Была у меня идея на «Хрусталеве», которая очень заинтересовала Германа, — снять картину одним кадром, вернее, снимать ее одним куском в тех местах, где время по смыслу не прерывается, сколько бы оно ни длилось. Камера переходит с одного на другого, если доходит до стены, то проникает сквозь стену. Разумеется, технически это невозможно, и нужно было предпринять некоторые усилия, которые создавали бы иллюзию, что снято одним куском. Был целый комплекс технических идей, как это осуществить, как сделать монтажные подмены, в которых сам монтаж незаметен.
Сейчас распространена клиповая структура — дробный монтаж, детали снимают крупно, много ярких кусков. Этот язык современен, активен, имеет свой смысл, «произрастая» из возможностей телевизионного пульта.
Но стремление пойти навстречу зрителю — палка о двух концах. С одной стороны, если ты работаешь для зрителя, то должен отвечать его потребностям. Но, с другой стороны, только создавая собственный мир, можно «тащить» этого зрителя куда-то дальше. Если этого не делать, зритель тебя просто перестает выделять среди других. ‹…›
Тамара Сергеева: Между прочим, почему ты ушел от Германа?
Серегей Юриздицкий: Я был третьим из приглашенных им операторов-постановщиков. Рерберг пришел выпивши на одну из бесед и тут же был отчислен. Это версия Германа, и, может быть, все было не так. Был еще такой Морозов, у которого болели ноги, Герман боялся, что он не справится, и позвал меня. Но за месяц до начала съемок я ушел. Сам. Ситуация была простой — Герману не хватало оппонента в моем лице. Он потерял двух своих друзей, Аристова и Федосова, и ему не хватало привычных взаимоотношений. Известно, что в совместной работе они ссорились, орали друг на друга. А в моем случае орать можно было только на меня. Я же ничего ответить не мог. Вообще на «Хрусталеве» не было ни одного человека, который что-то мог Герману противопоставить. А он — человек неустойчивый, нервный, художественный, ему нужен скандал, нужно сопротивление, нужно, чтобы его посылали, затыкали, чтобы он спорил, орал, может, подраться ему нужно. А мы смотрели ему в рот и подчинялись. Никто не давал ему отпора, и он чувствовал себя в вакууме. Я совершенно растерялся, так как до этого всегда работал с интеллигентными людьми, которые никогда не хамили. А тут понял, что физически не могу это выдержать, и Герман еще добавлял, говорил: «Ты умрешь, у тебя будет инфаркт на картине». Я поверил ему и, можно сказать, просто испугался этой работы.

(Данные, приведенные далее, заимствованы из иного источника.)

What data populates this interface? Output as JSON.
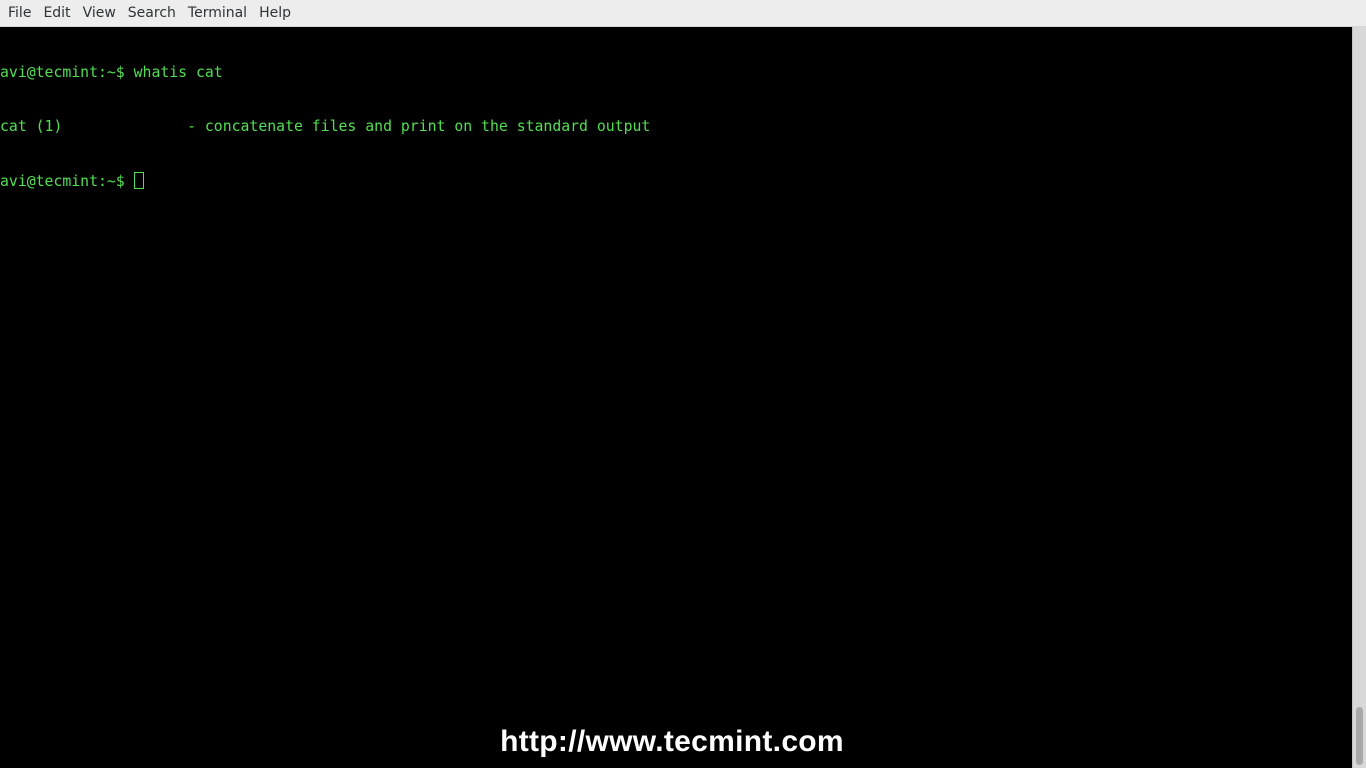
{
  "menubar": {
    "items": [
      "File",
      "Edit",
      "View",
      "Search",
      "Terminal",
      "Help"
    ]
  },
  "terminal": {
    "lines": [
      "avi@tecmint:~$ whatis cat",
      "cat (1)              - concatenate files and print on the standard output"
    ],
    "prompt": "avi@tecmint:~$ ",
    "text_color": "#4fe04f",
    "background_color": "#000000"
  },
  "scrollbar": {
    "position": "bottom"
  },
  "watermark": {
    "text": "http://www.tecmint.com"
  }
}
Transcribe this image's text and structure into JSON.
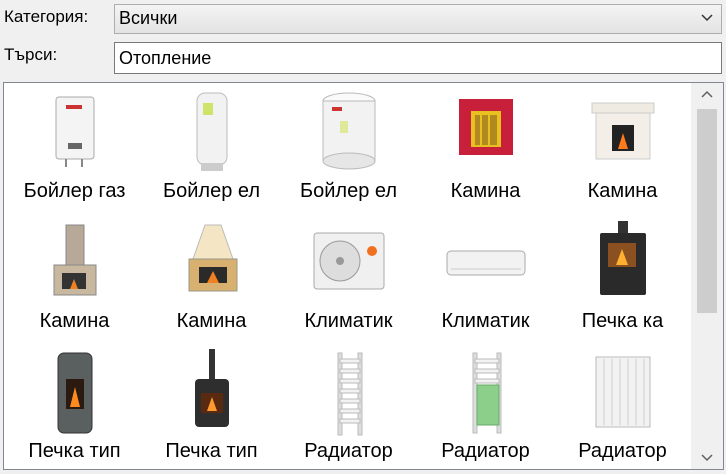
{
  "category": {
    "label": "Категория:",
    "value": "Всички"
  },
  "search": {
    "label": "Търси:",
    "value": "Отопление"
  },
  "items": [
    {
      "caption": "Бойлер газ",
      "icon": "gas-boiler-icon"
    },
    {
      "caption": "Бойлер ел",
      "icon": "electric-boiler-icon"
    },
    {
      "caption": "Бойлер ел",
      "icon": "round-boiler-icon"
    },
    {
      "caption": "Камина",
      "icon": "red-fireplace-icon"
    },
    {
      "caption": "Камина",
      "icon": "white-fireplace-icon"
    },
    {
      "caption": "Камина",
      "icon": "stone-fireplace-icon"
    },
    {
      "caption": "Камина",
      "icon": "corner-fireplace-icon"
    },
    {
      "caption": "Климатик",
      "icon": "ac-outdoor-unit-icon"
    },
    {
      "caption": "Климатик",
      "icon": "ac-indoor-unit-icon"
    },
    {
      "caption": "Печка ка",
      "icon": "black-stove-icon"
    },
    {
      "caption": "Печка тип",
      "icon": "tall-stove-icon"
    },
    {
      "caption": "Печка тип",
      "icon": "pipe-stove-icon"
    },
    {
      "caption": "Радиатор",
      "icon": "towel-radiator-icon"
    },
    {
      "caption": "Радиатор",
      "icon": "towel-radiator-green-icon"
    },
    {
      "caption": "Радиатор",
      "icon": "panel-radiator-icon"
    }
  ]
}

К тому же чувствовал, что не могу влиять на картину, что Герман меня не слушает. Даже если Герман и принимал что-то из того, что я предлагал, он никогда в этом не признавался. Очень часто бывает, что режиссер не слушает оператора, но здесь я вообще потерял почву под ногами. И ушел. Ушел со скандалом — меня не отпускали, и я благодарен Володе Ильину, что он пришел на картину вместо меня, хотя сам я потом не раз пожалел о своем решении.
‹…› То, что меня раздражало в бытовом плане в Германе, можно было вытерпеть. Он себе не равен. С ним совершенно невозможно жить, но с ним хорошо дружить, коротко встречаться, разговаривать. Страшно интересно! Этот человек настолько много знает не из книг, не из жизни, а откуда-то извне, свыше, что он несравним с другими людьми. Ему не хватает сердечности, сочувствия к другим, он невоспитан. Но, поверь мне, если бы у него был другой характер, он бы не делал то, что делает.
Вообще режиссерская тирания — непременное условие, которое позволяет делать кинофильмы, отличающиеся от киномакулатуры. Без этого нельзя, потому что режиссер работает в огромной группе, каждый имеет свое мнение, все на него давят. Чтобы не получился крыловский «квартет», режиссер должен быть если не хамом, то очень упорным, упрямым до невозможности человеком. Да, раздражает, когда он сопротивляется твоему мнению. Но он ведь не только твоему мнению сопротивляется, но еще и пятидесяти другим.
Но если над режиссером есть некто свыше, кого он слышит, как Жанна д’Арк — голоса, вот тогда искусство и возникает.
Юриздицкий С. Мистика съемки (Интервью Т. Сергеевой) // Искусство кино. 2000. № 2.